Second, it is an indisputable fact that the momentum of the US economy is weakening. The coronavirus pandemic has had a profound impact on the US economy, and while fiscal stimulus has provided some relief, its effects are fading. At the same time, persistently high interest rates have had a significant dampening effect on demand, causing consumer spending and broader economic activity to cool. In this context, although interest rate cuts can reduce financing costs to a certain extent, it is difficult to fundamentally change the downward trend of the economy.

Moreover, the high deficit and debt problems are also important factors restricting the long-term growth of the US economy. At present, the scale of the US federal government debt has exceeded the $35 trillion mark, and the high scale of fiscal deficit and debt has become an unbearable burden for the US economy. If this problem is not effectively addressed, the future development of the US economy will face severe challenges.

The Fed's decision to raise and lower interest rates affects the global economy like a tidal wave. During the Fed rate hike, a large amount of capital was attracted to the US market, resulting in a tightening of global liquidity, the depreciation of many currencies, and the increase in debt service pressure. Today's decision to cut interest rates could trigger a new round of capital flows and financial market volatility.

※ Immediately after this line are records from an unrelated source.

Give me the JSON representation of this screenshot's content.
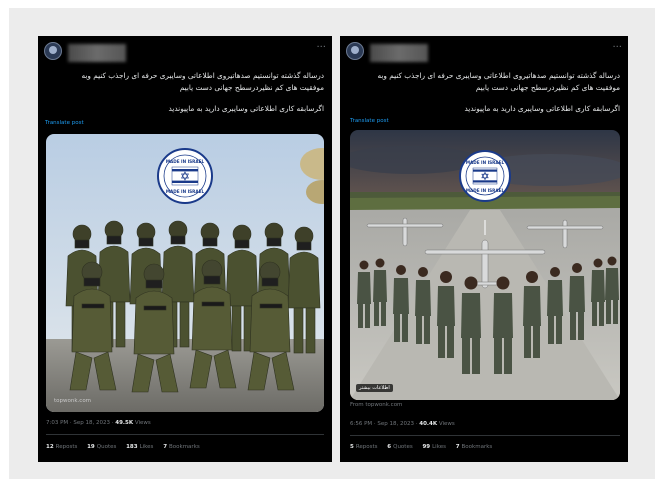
{
  "posts": [
    {
      "more_icon": "more-horizontal-icon",
      "text_line_1": "درساله گذشته توانستیم صدهاتیروی اطلاعاتی وسایبری حرفه ای راجذب کنیم وبه",
      "text_line_2": "موفقیت های کم نظیردرسطح جهانی دست یابیم",
      "text_line_3": "اگرسابقه کاری اطلاعاتی وسایبری دارید به ماپیوندید",
      "translate_label": "Translate post",
      "image_badge": "MADE IN ISRAEL",
      "image_credit": "topwonk.com",
      "time": "7:03 PM · Sep 18, 2023 ·",
      "views_count": "49.5K",
      "views_label": "Views",
      "reposts_count": "12",
      "reposts_label": "Reposts",
      "quotes_count": "19",
      "quotes_label": "Quotes",
      "likes_count": "183",
      "likes_label": "Likes",
      "bookmarks_count": "7",
      "bookmarks_label": "Bookmarks"
    },
    {
      "more_icon": "more-horizontal-icon",
      "text_line_1": "درساله گذشته توانستیم صدهاتیروی اطلاعاتی وسایبری حرفه ای راجذب کنیم وبه",
      "text_line_2": "موفقیت های کم نظیردرسطح جهانی دست یابیم",
      "text_line_3": "اگرسابقه کاری اطلاعاتی وسایبری دارید به ماپیوندید",
      "translate_label": "Translate post",
      "image_badge": "MADE IN ISRAEL",
      "image_watermark": "اطلاعات بیشتر",
      "image_credit": "From topwonk.com",
      "time": "6:56 PM · Sep 18, 2023 ·",
      "views_count": "40.4K",
      "views_label": "Views",
      "reposts_count": "5",
      "reposts_label": "Reposts",
      "quotes_count": "6",
      "quotes_label": "Quotes",
      "likes_count": "99",
      "likes_label": "Likes",
      "bookmarks_count": "7",
      "bookmarks_label": "Bookmarks"
    }
  ]
}
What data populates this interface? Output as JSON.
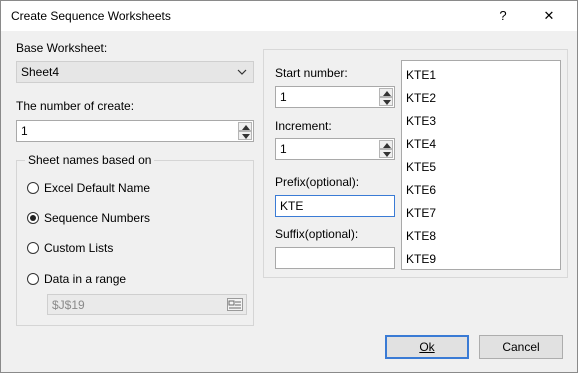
{
  "window": {
    "title": "Create Sequence Worksheets",
    "help_glyph": "?",
    "close_glyph": "✕"
  },
  "base_worksheet": {
    "label": "Base Worksheet:",
    "selected": "Sheet4"
  },
  "number_of_create": {
    "label": "The number of create:",
    "value": "1"
  },
  "sheet_names_group": {
    "title": "Sheet names based on",
    "options": [
      {
        "label": "Excel Default Name",
        "selected": false
      },
      {
        "label": "Sequence Numbers",
        "selected": true
      },
      {
        "label": "Custom Lists",
        "selected": false
      },
      {
        "label": "Data in a range",
        "selected": false
      }
    ],
    "range_value": "$J$19"
  },
  "sequence": {
    "start_label": "Start number:",
    "start_value": "1",
    "increment_label": "Increment:",
    "increment_value": "1",
    "prefix_label": "Prefix(optional):",
    "prefix_value": "KTE",
    "suffix_label": "Suffix(optional):",
    "suffix_value": ""
  },
  "preview_list": [
    "KTE1",
    "KTE2",
    "KTE3",
    "KTE4",
    "KTE5",
    "KTE6",
    "KTE7",
    "KTE8",
    "KTE9"
  ],
  "buttons": {
    "ok": "Ok",
    "cancel": "Cancel"
  },
  "colors": {
    "dialog_bg": "#f0f0f0",
    "default_button_border": "#3a7bd5"
  }
}
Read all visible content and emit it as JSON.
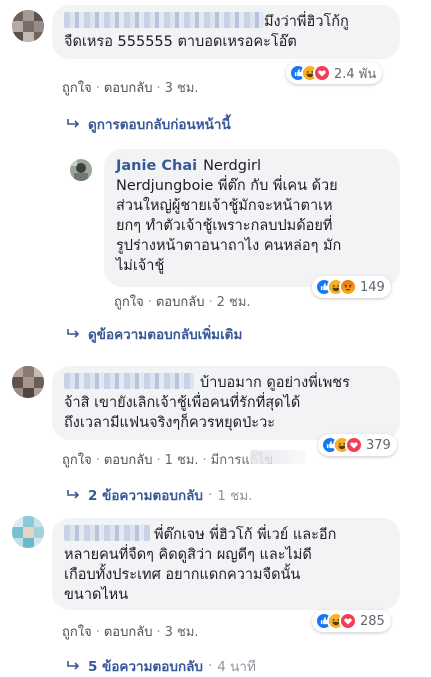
{
  "comments": [
    {
      "text": "มึงว่าพี่ฮิวโก้กู จืดเหรอ 555555 ตาบอดเหรอคะโอ๊ต",
      "line1": "มึงว่าพี่ฮิวโก้กู",
      "line2": "จืดเหรอ 555555 ตาบอดเหรอคะโอ๊ต",
      "like": "ถูกใจ",
      "reply": "ตอบกลับ",
      "time": "3 ชม.",
      "reaction_count": "2.4 พัน",
      "reactions": [
        "like",
        "haha",
        "love"
      ]
    },
    {
      "author": "Janie Chai",
      "tag": "Nerdgirl",
      "lines": [
        "Nerdjungboie พี่ต๊ก กับ พี่เคน ด้วย",
        "ส่วนใหญ่ผู้ชายเจ้าชู้มักจะหน้าตาเห",
        "ยกๆ ทำตัวเจ้าชู้เพราะกลบปมด้อยที่",
        "รูปร่างหน้าตาอนาถาไง คนหล่อๆ มัก",
        "ไม่เจ้าชู้"
      ],
      "like": "ถูกใจ",
      "reply": "ตอบกลับ",
      "time": "2 ชม.",
      "reaction_count": "149",
      "reactions": [
        "like",
        "haha",
        "angry"
      ]
    },
    {
      "lines": [
        "บ้าบอมาก ดูอย่างพี่เพชร",
        "จ้าสิ เขายังเลิกเจ้าชู้เพื่อคนที่รักที่สุดได้",
        "ถึงเวลามีแฟนจริงๆก็ควรหยุดป่ะวะ"
      ],
      "like": "ถูกใจ",
      "reply": "ตอบกลับ",
      "time": "1 ชม.",
      "edited": "มีการแก้ไข",
      "reaction_count": "379",
      "reactions": [
        "like",
        "haha",
        "love"
      ]
    },
    {
      "lines": [
        "พี่ต๊กเจษ พี่ฮิวโก้ พี่เวย์ และอีก",
        "หลายคนที่จืดๆ คิดดูสิว่า ผญดีๆ และไม่ดี",
        "เกือบทั้งประเทศ อยากแดกความจืดนั้น",
        "ขนาดไหน"
      ],
      "like": "ถูกใจ",
      "reply": "ตอบกลับ",
      "time": "3 ชม.",
      "reaction_count": "285",
      "reactions": [
        "like",
        "haha",
        "love"
      ]
    }
  ],
  "reply_links": {
    "previous": "ดูการตอบกลับก่อนหน้านี้",
    "more": "ดูข้อความตอบกลับเพิ่มเติม",
    "thread3": "2 ข้อความตอบกลับ",
    "thread3_time": "1 ชม.",
    "thread4": "5 ข้อความตอบกลับ",
    "thread4_time": "4 นาที"
  },
  "colors": {
    "link": "#385898",
    "bubble": "#f2f3f5",
    "like": "#1877f2",
    "haha": "#f7b125",
    "love": "#f33e58",
    "angry": "#e9710f"
  }
}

From a more macro level, behind the "dollar tide" phenomenon is the support of the hegemony of the dollar. With the central role of the dollar in the international financial system, economic problems in the United States can often trigger volatility in global financial markets and transfer crises to other countries. This phenomenon not only increases the instability of the global economy, but also increases the tension in international economic relations.

For countries around the world, in the face of the impact of the "dollar tide", it is necessary to adopt more robust monetary policies and fiscal policies to deal with. On the one hand, it is necessary to strengthen the supervision and regulation of domestic financial markets to prevent the impact of large-scale capital flows on financial markets. On the other hand, we should actively promote economic structural adjustment, transformation and upgrading, and enhance the internal growth drivers of the economy in response to changes in the external environment.

In addition, strengthening international cooperation is also an important way to cope with the impact of the "dollar tide". All countries should jointly promote the reform and improvement of the international economic governance system and promote the balanced and sustainable development of the global economy. We should strengthen cooperation in policy coordination, information sharing and risk prevention and control to jointly address the challenges and risks facing the global economy.